The call to action in the post-satire age is not to preach to the choir, not to reinforce echo chambers where the people laughing understand your joke. The truth is that laugher does not always indicate that the audience has understood your joke. They may be laughing because they feel that they are supposed to laugh, or because they are uncomfortable. How do you know laughter is because they understand or appreciate your joke? Consider Dave Chappelle, who left his $50M contract at Comedy Central because he realized that people weren’t laughing with him, they were laughing at him. Chris Rock says that he no longer does his Niggas vs. Black People (1996) routine because it gave non-black people the license to say the word “n*gger.”
This was evident to me when we watched “A Culture of White Violence” (2013) by Chris Hayes in class.
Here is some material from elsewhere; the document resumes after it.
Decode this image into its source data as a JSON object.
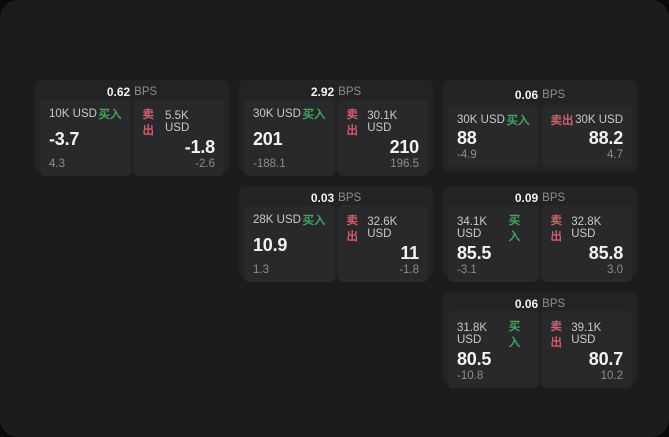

This satirical artifact superbly flips the racialized news narrative with respect to violence. Many of the students laughed at the parts they were “supposed” to laugh at, but when asked, “What did you laugh at? Why? What made you think deeper?” The students had no answers. After changing the question to, “What made you uncomfortable,” one student said, “There were a lot of White stereotypes.”
ME: “Yes. Why?”
STUDENT: “To make fun of White people?”
This was a wake up call to me; (mostly White) juniors and seniors at one of the top public communications schools in the country were unaware of how Black people were generally framed in news media, especially around issues of violence. They could not connect that White stereotypes were used to draw attention to the fact that Black stereotypes drive the discussion in news coverage. Therefore, even though they were laughing at the “right” parts, the satire was not “working.” They were not questioning the world around them, instead they were just laughing at White people.
The course evolved into a brief summary of social injustices around gender, class, and race, and then we critically analyzed how different satirical artifacts attempted to draw attention to the absurdity around these constructs and their deployment in society. You can see the syllabus and the homework assignments, and as soon as I steel myself for the student evaluations, I will add those as well, although the one-page responses at the end of class were inspiring and promising.
This class further developed my understanding of [sex, gender, class, sexuality, race, ethnicity] as we looked at them through a satirical lens. As we have discussed in class, satire does not always have to be funny, as it can be honest and true. The underlining truth behind satire highlights the absurdities within our society.
I also felt extremely comfortable in this class. In a class with a touchy subject such as race, class and gender it is hard to feel comfortable speaking your mind in fear you’re going to offend someone. I believe that the atmosphere you filled the class with allowed students to feel their opinion was not only important, but also valid no matter what. I am shy and often don’t talk in class, but in this class I did not feel nervous speaking at all. That feeling in a “touchy subject class” is hard to come by and I’m glad I was able to experience it.
Even though this class was only 5 weeks long I think it was my favorite class of the semester, and I agree that it should be a semester long course. I loved tying together television with critical thinking. We constantly talked about how that when we are laughing we are less attentive to the information that we are supposed to be digesting. I think this class helped me further appreciate the media I already love and taught me how to more productively watch it in the future.Content, which I was already so familiar with I learned to look at and understand so differently.